Much of the reading and lecture content for the course discussed examples from many places. The assignment really lent an applied and local feel to the topic of environmental justice, which forced students to confront the fact that this issue is not located in far flung places, but that it exists here too, despite the constant marketing of Greater Vancouver as the best and the greenest city region in the world.

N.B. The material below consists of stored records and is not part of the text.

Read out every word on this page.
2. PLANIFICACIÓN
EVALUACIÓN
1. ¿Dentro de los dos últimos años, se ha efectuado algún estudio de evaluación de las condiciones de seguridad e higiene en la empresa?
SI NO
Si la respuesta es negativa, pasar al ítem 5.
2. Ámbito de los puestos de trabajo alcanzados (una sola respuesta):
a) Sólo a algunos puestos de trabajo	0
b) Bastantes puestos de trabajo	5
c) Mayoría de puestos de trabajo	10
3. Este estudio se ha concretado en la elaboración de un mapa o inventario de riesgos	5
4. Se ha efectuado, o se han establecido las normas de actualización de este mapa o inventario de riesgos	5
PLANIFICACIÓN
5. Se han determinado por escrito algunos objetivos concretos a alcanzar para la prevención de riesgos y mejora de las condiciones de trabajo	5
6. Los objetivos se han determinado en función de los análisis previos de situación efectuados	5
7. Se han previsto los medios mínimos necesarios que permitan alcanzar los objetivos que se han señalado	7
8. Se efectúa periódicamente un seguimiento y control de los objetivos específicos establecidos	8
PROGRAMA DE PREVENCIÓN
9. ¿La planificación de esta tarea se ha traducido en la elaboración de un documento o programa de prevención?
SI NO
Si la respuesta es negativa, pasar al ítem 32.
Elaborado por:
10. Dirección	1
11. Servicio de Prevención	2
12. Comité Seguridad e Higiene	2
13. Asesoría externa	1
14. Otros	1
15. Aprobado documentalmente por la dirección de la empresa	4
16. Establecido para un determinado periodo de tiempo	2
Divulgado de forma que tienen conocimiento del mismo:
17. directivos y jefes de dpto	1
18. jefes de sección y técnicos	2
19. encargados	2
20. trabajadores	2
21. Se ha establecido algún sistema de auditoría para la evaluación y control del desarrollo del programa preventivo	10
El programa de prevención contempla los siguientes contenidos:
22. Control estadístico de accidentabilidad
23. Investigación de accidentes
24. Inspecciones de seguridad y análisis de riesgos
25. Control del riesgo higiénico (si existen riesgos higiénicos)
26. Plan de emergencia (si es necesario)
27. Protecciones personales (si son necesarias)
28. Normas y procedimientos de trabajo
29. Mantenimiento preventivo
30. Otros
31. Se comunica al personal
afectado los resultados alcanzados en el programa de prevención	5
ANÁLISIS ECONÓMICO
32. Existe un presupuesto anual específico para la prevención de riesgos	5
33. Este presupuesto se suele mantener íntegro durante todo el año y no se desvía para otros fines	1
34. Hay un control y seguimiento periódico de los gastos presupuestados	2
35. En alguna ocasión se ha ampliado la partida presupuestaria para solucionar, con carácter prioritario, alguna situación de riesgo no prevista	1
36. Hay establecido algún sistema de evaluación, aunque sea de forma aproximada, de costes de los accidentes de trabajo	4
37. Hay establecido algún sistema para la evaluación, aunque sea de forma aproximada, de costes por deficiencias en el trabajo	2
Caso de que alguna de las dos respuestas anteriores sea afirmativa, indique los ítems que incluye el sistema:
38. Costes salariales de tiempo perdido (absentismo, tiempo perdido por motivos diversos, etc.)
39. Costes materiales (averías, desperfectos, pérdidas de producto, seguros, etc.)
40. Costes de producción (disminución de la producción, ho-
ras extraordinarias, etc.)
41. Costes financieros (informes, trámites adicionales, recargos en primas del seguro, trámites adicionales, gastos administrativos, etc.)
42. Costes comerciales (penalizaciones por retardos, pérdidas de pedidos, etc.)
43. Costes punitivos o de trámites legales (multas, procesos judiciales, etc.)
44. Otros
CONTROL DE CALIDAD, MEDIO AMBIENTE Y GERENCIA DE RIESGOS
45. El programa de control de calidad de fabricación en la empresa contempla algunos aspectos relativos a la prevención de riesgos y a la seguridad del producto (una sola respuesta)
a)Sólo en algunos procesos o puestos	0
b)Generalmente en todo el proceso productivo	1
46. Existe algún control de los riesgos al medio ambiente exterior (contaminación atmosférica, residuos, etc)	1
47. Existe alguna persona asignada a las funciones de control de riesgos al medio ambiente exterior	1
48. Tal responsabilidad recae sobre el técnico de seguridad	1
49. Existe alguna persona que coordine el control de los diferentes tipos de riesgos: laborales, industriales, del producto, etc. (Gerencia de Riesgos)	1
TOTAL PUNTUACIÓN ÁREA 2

In class, we also used student-generated examples to expand our discussion of concepts and to make linkages to readings. Student-generated examples allowed for an expansion of our collective repertoire of examples that we drew from to really beef up the content of the course. Students were thus also active participants in producing course content.
What were some of the challenges you’ve faced and is there anything about your approach you would improve or change?
There were a couple of main challenges. First, we were beholden to the limitations of the Google Maps technology that was the basis for the mapping and submission tool. For example, if different environmental justice issues were sited with the same location, the mapping tool will update the entry for that location with the more recent submission, disregarding any previous submissions. This assumed a one site = one issue approach, which cannot capture the complexity and multiplicity of environmental injustice. For example, the same local park can be both an amenity that drives surrounding property values, contributing to housing unaffordability, and a space for commemorating an important colonial figure, tying it to histories of settler colonial dispossession. Unfortunately, due to the technical limitation of fusion tables, we worked around this by asking students to first check that others have not written something about the site that they are analyzing, and if someone has, to ensure that they use a slightly different set of coordinates that still map closely enough to their site. Second, the mapping tool needs a very specific format of coordinates to map the points properly. Students were using different formats because they were familiar with multiple ways to express coordinates. In the future, it will be necessary to teach students the very specific format that is necessary for them to use in order for the mapping tool to map their site properly.
Do you have any advice for instructors hoping to implement this type of project in their course?
I would recommend starting early with the process of developing the mapping and submission tool with Arts ISIT. This will enable you to optimize the assignment submission process by identifying and ironing out issues early on.